Pfingstspaziergang in der Heimat
Als ich Kind war, wohnten wir am Wald.
Rückblickend ist es erstaunlich, wie sorglos meine Eltern waren. Oder vielleicht waren sie gar nicht sorglos, vielleicht hat meine Mutter sich Nachmittag für Nachmittag vor Angst die Nägel abgekaut. Wie auch immer: Schon als ich fünf war, hatte ich einen Aktionsradius von locker ein, zwei Kilometern. Die Straße hinunter und hinein in den Wald, bis zum Bach beim Förster, manchmal auch weiter hinauf, dort, wo wir im Herbst Eicheln und Bucheckern sammelten, weiter den Weg hinauf, hinein ins dichte Geäst, in dem es unterm Tannengrün eine natürliche Grube lag, die wir mit Zweigen bedeckten, in der wir uns versteckten und von der aus wir mit gezogenen Ästen Feinde bestürmten.
Den Weg rechts entlang, am Abzweig vor der Grube, dann ein Stück geradeaus, dort wohnte Maria, die Schulfreundin. Noch ein Stück weiter hinunter ging es links wieder in den Wald, hinter der Schranke steil bergauf, die Knochenbrecherbahn hinauf. Als Erwachsener geht man die Strecke strammen Schrittes in zehn, fünfzehn Minuten. Als Kinder sind wir sie oft gerannt. Die einzige Abmachung: Abends um sechs seid ihr wieder zu Hause.
Fast jeden Sonntag ging ich mit meinen Eltern spazieren. Das war Pflichtprogramm. Im Winter mit Schlitten, im Sommer in kurzer Lederhose. Wir marschierten bis zur Knochenbrecherbahn und noch viel weiter, zum Hexenteich, einem Weiher im Wald, der seinen Namen aus einer Zeit hat, in dem man Leute in ihm ertränkte.
Im Winter konnten wir den Berg hinunter direkt aufs Eis fahren. Eine rasante Schussfahrt! Wenn die Schranke am Wegesende geschlossen war: Nicht vergessen! Kopf einziehen! Ich erinnere mich an Ingo, der einmal mit Karacho dagegen donnerte. Er wurde bewusstlos und bekam, als er wieder bei sich war, vor Schreck Nasenbluten. Wir kühlten die Beule an der Stirn mit Schnee, Gehirnerschütterung, Schleudertrauma. Wer mutig war, legte sich auf den Bauch, Kopf voran den Hügel hinab. Das Eis auf dem Teich: fünfzig, sechzig, siebzig Zentimeter dick. Mit genug Schwung glitten wir auf dem Schlitten bis zum anderen Ufer.

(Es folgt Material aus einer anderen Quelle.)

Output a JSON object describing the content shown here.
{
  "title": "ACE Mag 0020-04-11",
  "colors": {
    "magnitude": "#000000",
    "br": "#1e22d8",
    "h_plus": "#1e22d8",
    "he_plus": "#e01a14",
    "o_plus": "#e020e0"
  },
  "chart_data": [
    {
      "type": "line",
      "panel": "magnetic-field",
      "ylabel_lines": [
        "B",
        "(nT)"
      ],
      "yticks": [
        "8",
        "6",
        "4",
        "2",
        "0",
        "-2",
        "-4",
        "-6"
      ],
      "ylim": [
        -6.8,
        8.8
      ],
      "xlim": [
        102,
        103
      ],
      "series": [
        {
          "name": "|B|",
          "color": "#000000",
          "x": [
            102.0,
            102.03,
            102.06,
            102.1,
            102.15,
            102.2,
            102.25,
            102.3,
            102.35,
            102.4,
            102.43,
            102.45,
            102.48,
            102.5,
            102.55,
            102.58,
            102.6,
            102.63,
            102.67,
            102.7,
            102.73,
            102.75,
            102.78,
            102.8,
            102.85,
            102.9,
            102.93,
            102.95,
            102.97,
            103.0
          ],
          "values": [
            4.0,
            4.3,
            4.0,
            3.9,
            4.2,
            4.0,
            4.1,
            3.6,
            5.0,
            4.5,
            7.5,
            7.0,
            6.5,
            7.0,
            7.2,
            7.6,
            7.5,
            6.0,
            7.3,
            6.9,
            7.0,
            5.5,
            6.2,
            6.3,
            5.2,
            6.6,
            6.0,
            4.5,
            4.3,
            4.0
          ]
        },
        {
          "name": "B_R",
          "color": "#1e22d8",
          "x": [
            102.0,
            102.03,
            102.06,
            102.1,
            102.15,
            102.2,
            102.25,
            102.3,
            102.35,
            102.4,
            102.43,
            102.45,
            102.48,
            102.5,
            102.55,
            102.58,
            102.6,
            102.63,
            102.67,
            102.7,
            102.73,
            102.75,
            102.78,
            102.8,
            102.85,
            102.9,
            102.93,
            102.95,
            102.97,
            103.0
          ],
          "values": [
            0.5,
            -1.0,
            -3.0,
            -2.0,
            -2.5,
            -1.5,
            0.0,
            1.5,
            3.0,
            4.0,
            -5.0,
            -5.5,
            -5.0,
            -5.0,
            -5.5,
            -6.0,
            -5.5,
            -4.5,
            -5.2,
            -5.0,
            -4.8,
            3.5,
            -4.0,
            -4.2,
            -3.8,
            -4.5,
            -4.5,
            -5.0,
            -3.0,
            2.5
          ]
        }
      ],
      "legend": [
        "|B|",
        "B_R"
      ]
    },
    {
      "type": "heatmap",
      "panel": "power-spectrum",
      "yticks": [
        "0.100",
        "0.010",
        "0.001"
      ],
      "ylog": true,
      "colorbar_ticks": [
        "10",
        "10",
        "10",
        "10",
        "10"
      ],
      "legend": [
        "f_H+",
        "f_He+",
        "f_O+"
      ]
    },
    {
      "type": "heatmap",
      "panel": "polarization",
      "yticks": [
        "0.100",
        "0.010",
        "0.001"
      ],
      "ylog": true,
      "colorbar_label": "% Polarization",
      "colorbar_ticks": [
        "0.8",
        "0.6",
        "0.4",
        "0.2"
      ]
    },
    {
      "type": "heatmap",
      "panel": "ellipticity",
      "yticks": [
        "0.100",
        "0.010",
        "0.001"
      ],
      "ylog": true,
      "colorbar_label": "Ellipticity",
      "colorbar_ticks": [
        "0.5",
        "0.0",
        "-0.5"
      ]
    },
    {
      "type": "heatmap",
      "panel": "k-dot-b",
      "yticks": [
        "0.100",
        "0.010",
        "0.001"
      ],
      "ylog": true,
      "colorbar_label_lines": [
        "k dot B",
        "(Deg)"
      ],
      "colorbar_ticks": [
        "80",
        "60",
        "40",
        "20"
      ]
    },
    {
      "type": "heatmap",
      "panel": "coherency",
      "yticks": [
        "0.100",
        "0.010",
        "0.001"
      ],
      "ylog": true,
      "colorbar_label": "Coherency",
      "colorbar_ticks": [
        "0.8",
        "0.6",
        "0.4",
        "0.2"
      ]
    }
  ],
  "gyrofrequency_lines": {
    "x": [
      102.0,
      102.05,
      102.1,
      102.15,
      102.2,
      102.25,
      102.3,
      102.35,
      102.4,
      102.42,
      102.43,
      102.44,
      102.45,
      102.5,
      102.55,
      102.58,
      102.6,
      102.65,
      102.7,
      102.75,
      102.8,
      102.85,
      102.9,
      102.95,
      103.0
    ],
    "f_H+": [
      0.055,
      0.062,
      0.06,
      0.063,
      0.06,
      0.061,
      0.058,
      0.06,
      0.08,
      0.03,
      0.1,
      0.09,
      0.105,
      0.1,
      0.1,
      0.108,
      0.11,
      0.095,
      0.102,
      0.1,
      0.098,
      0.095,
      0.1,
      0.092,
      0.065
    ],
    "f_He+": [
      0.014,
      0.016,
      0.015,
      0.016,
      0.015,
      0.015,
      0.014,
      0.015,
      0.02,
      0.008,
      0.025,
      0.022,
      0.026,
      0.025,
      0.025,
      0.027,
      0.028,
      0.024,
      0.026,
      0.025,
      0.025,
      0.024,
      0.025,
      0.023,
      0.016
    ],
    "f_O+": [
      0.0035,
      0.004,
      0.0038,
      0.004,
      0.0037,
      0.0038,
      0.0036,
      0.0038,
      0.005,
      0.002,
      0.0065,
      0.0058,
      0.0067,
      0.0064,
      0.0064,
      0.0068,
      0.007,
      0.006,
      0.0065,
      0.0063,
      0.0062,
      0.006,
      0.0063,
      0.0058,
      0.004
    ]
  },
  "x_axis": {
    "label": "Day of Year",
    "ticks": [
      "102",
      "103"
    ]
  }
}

Dort, am anderen Ende: Schiefergestein. Im Sommer nahmen wir uns die flachsten Bruchstücke und ließen sie übers Wasser flitschen. Wir waren gut; dreimal, viermal, bis zu achtmal hüpften sie über die Oberfläche. Es konnte stundenlang so gehen.
Ich kenne jeden Weg in diesem Wald. Den zurück nach Hause, den in die Stadt, den zur Waldgaststätte, die heute verwaist ist, in der damals aber an jedem Sonntag der Damenzirkel mit meiner Oma an seinem Tisch unter der Kuckuksuhr saß, an dem die Großtante die Fliegen mit der Hand fing, und hinter dem ich mich abwechselnd zwischen die alten Damen kuschelte und unter dem hindurch ich nach draußen huschte, zu der kleinen Weide, um die Ziegen zu füttern.
Am Pfingstwochenende war ich nach zehn Jahren wieder dort. Ich war verwundert, wie klein der Weiher ist. Nur fünf Minuten, und man ist einmal drumherum gegangen. Damals aber war er ein Universum.